Still a phlegm filled bowl of misery, but oddly, feeling a bit better after I dragged myself out of the house. I stayed home all morning sneezing and eating soup. But once I got to work, I got some chai and started feeling a little better. Then I threw out my entire sermon and started fresh. The old one just wasn't going to work out, and the new one started coming together in less than an hour. What a pity, because I spent a whole week on the other one.
But it was Corinthians and the "love is patient, love is kind" reading.
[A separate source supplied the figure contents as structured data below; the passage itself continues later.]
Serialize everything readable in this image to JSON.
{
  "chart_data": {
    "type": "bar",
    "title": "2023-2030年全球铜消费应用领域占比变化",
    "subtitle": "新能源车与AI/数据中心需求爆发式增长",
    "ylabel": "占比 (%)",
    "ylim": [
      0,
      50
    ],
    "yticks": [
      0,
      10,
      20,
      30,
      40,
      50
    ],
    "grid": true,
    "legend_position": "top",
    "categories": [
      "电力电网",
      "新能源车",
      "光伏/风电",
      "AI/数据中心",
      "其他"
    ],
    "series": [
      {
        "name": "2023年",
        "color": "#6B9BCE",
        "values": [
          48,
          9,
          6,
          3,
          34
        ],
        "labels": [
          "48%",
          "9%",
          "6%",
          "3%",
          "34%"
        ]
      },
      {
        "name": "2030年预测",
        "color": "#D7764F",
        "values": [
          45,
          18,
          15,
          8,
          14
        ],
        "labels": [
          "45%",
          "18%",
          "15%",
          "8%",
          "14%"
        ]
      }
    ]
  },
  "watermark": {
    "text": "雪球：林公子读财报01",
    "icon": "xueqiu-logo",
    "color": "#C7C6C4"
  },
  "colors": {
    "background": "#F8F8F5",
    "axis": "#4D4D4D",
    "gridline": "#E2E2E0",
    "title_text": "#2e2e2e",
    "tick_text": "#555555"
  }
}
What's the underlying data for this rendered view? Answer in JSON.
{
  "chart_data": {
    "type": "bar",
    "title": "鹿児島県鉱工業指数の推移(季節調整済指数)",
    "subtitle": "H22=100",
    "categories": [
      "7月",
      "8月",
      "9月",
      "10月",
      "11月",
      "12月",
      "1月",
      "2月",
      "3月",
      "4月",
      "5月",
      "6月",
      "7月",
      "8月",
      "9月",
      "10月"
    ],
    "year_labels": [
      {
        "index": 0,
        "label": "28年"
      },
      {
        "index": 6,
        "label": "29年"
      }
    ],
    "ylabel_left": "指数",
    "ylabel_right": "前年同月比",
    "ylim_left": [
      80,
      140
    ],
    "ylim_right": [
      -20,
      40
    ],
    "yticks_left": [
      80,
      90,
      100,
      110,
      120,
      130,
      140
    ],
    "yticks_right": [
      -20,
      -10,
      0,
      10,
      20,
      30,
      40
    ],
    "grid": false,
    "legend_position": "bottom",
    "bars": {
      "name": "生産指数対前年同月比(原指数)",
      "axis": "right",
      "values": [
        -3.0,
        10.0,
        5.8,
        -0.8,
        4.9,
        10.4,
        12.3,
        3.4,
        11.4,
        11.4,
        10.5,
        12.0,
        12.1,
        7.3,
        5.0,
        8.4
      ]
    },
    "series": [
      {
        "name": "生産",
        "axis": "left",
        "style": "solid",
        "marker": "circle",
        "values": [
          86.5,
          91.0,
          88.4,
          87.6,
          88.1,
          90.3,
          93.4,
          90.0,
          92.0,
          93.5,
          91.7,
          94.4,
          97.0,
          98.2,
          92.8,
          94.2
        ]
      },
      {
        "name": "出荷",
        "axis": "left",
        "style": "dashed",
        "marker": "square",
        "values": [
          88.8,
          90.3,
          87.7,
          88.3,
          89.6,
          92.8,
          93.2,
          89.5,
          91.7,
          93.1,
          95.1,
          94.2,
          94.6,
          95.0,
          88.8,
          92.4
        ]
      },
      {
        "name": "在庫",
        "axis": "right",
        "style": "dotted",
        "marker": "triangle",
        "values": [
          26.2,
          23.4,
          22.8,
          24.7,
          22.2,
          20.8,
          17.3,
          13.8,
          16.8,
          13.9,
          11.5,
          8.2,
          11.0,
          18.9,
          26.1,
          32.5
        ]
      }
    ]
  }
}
And even though I know very well it is not about two people but about a whole community, I just kept coming back to the current separation from M and how much stress he is under as he job hunts while trying to finish his fellowship and hoping he will find something that he loves and not knowing where or what that will be, and knowing the only thing that is certain are my plane tickets in April. It is very hard sometimes to remind myself to operate out of love and to not panic and run screaming that the world is ending. When I feel sick, it is very hard to be optimistic. We won't even get started on how working on that sermon brought up the memory of the world's worst baby shower that I ever attended. I always guess too large on the measure-the-mom's-belly game, and once got my cake taken away as punishment. Really. It was stress and bad memories all day.
I think that sometimes, certain sermons dig too close to the preacher's sore spot. Sometimes, it can be prophetic to preach honestly on a painful subject, but often it can just be awful to preach from a place of one's personal pain. There's just too much pain right now to preach on "love is patient". No one would find anything educational in a sermon where I meditate on "love stinks, separation sucks, the world is ending, and I'm totally freaked out". Especially because non-sick me would roll her eyes and promise it is not that bad.
A least I dragged myself through a gentle Barre3 this morning, and took a shower which means I am at least alive. (If feeling run down and stuffy and short of breath and headachy and generally whiny). Going out for a friend's birthday felt good though- carbs and salty anchovies, and I was actually feeling pretty rad by the end of it. Maybe my body is rebelling to healthiness? Or my friends have magical healing properties.
I think I have about an hour of work left on this new sermon this evening, and then I'm off to an early bedtime. I already picked up Super Bowl food for tomorrow- fake chicken nuggets and tofutti cuties. I have plenty of veggies at home to eat. So it's me and the commercials and a blanket on the couch, whatever time I get done with work tomorrow!